Buna göre 531 milyon liranın 300 milyon lirasını iktidar partisi alıyor, kalan
miktar diğer partilerce paylaşılıyor. Bir siyasi siyasi partinin seçim yardımı
alması için son seçimlerde ülke genelindeki geçerli oyların en az %3’ünü alması
gerekiyor.
Devletin bir şekilde vatandaşlarının
bir bölümü ile seçim mücadelesine girmesi demokratik ölçülere uygun değil.

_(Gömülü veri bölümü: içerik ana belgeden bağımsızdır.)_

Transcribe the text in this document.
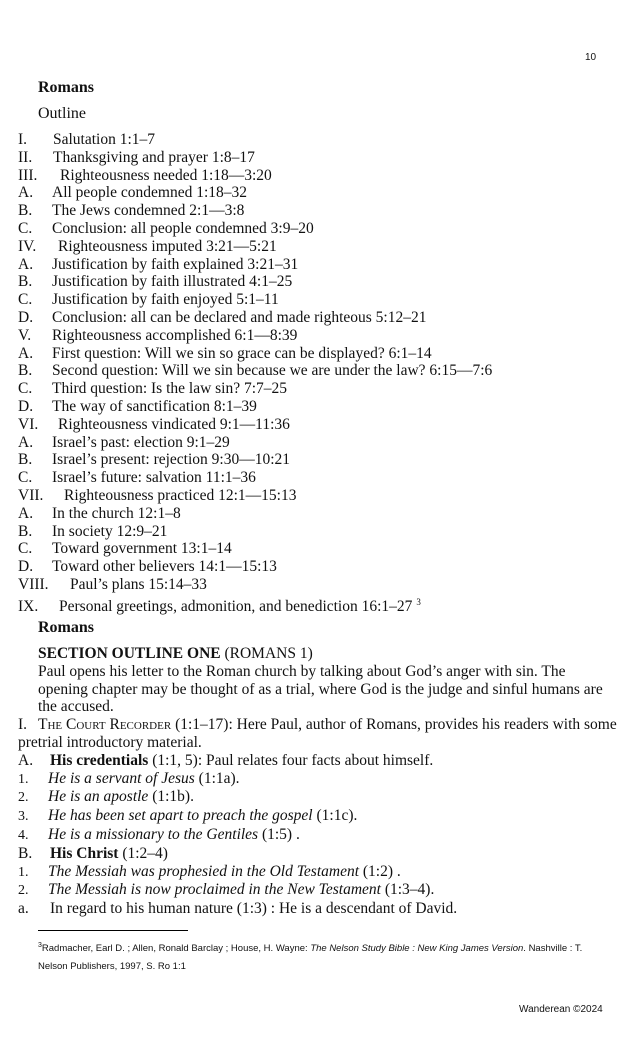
10
Romans
Outline
I. Salutation 1:1–7
II. Thanksgiving and prayer 1:8–17
III. Righteousness needed 1:18—3:20
A. All people condemned 1:18–32
B. The Jews condemned 2:1—3:8
C. Conclusion: all people condemned 3:9–20
IV. Righteousness imputed 3:21—5:21
A. Justification by faith explained 3:21–31
B. Justification by faith illustrated 4:1–25
C. Justification by faith enjoyed 5:1–11
D. Conclusion: all can be declared and made righteous 5:12–21
V. Righteousness accomplished 6:1—8:39
A. First question: Will we sin so grace can be displayed? 6:1–14
B. Second question: Will we sin because we are under the law? 6:15—7:6
C. Third question: Is the law sin? 7:7–25
D. The way of sanctification 8:1–39
VI. Righteousness vindicated 9:1—11:36
A. Israel’s past: election 9:1–29
B. Israel’s present: rejection 9:30—10:21
C. Israel’s future: salvation 11:1–36
VII. Righteousness practiced 12:1—15:13
A. In the church 12:1–8
B. In society 12:9–21
C. Toward government 13:1–14
D. Toward other believers 14:1—15:13
VIII. Paul’s plans 15:14–33
IX. Personal greetings, admonition, and benediction 16:1–27 $^3$
Romans

SECTION OUTLINE ONE (ROMANS 1)

Paul opens his letter to the Roman church by talking about God’s anger with sin. The opening chapter may be thought of as a trial, where God is the judge and sinful humans are the accused.

I. The Court Recorder (1:1–17): Here Paul, author of Romans, provides his readers with some pretrial introductory material.
A. His credentials (1:1, 5): Paul relates four facts about himself.
1. He is a servant of Jesus (1:1a).
2. He is an apostle (1:1b).
3. He has been set apart to preach the gospel (1:1c).
4. He is a missionary to the Gentiles (1:5) .
B. His Christ (1:2–4)
1. The Messiah was prophesied in the Old Testament (1:2) .
2. The Messiah is now proclaimed in the New Testament (1:3–4).
a. In regard to his human nature (1:3) : He is a descendant of David.
$^3$Radmacher, Earl D. ; Allen, Ronald Barclay ; House, H. Wayne: The Nelson Study Bible : New King James Version. Nashville : T. Nelson Publishers, 1997, S. Ro 1:1
Wanderean ©2024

Devleti ‘kutsal’ veya ‘baba’ olarak gören bir toplumun; ‘kutsal’a veya ‘baba’ya
karşı bir zihniyet geliştirmesi için gerekli
olan düşünce özgürlüğü; basın özgürlüğü; hukukun bağımsızlığı gibi
kurumlar da örselendiğine göre aslında sonucu belli bir seçime doğru
ilerliyoruz.
Cumhurbaşkanının burada
önemli bir rolü var. Kutuplaşma siyaseti üreten ve bu siyaset üzerinden
beslenen Cumhurbaşkanı yine aynı yöntemi uygulayarak iktidar partisinin
çoğunluk partisi olarak yoluna devam etmesini istiyor. Bu durumda muhalefet partilerinin
mutlaka Erdoğan’ı hedef olarak almaması gerekir. Aksi halde aynı siyasi
tezgahın malzemesi olmaları kaçınılmaz olur.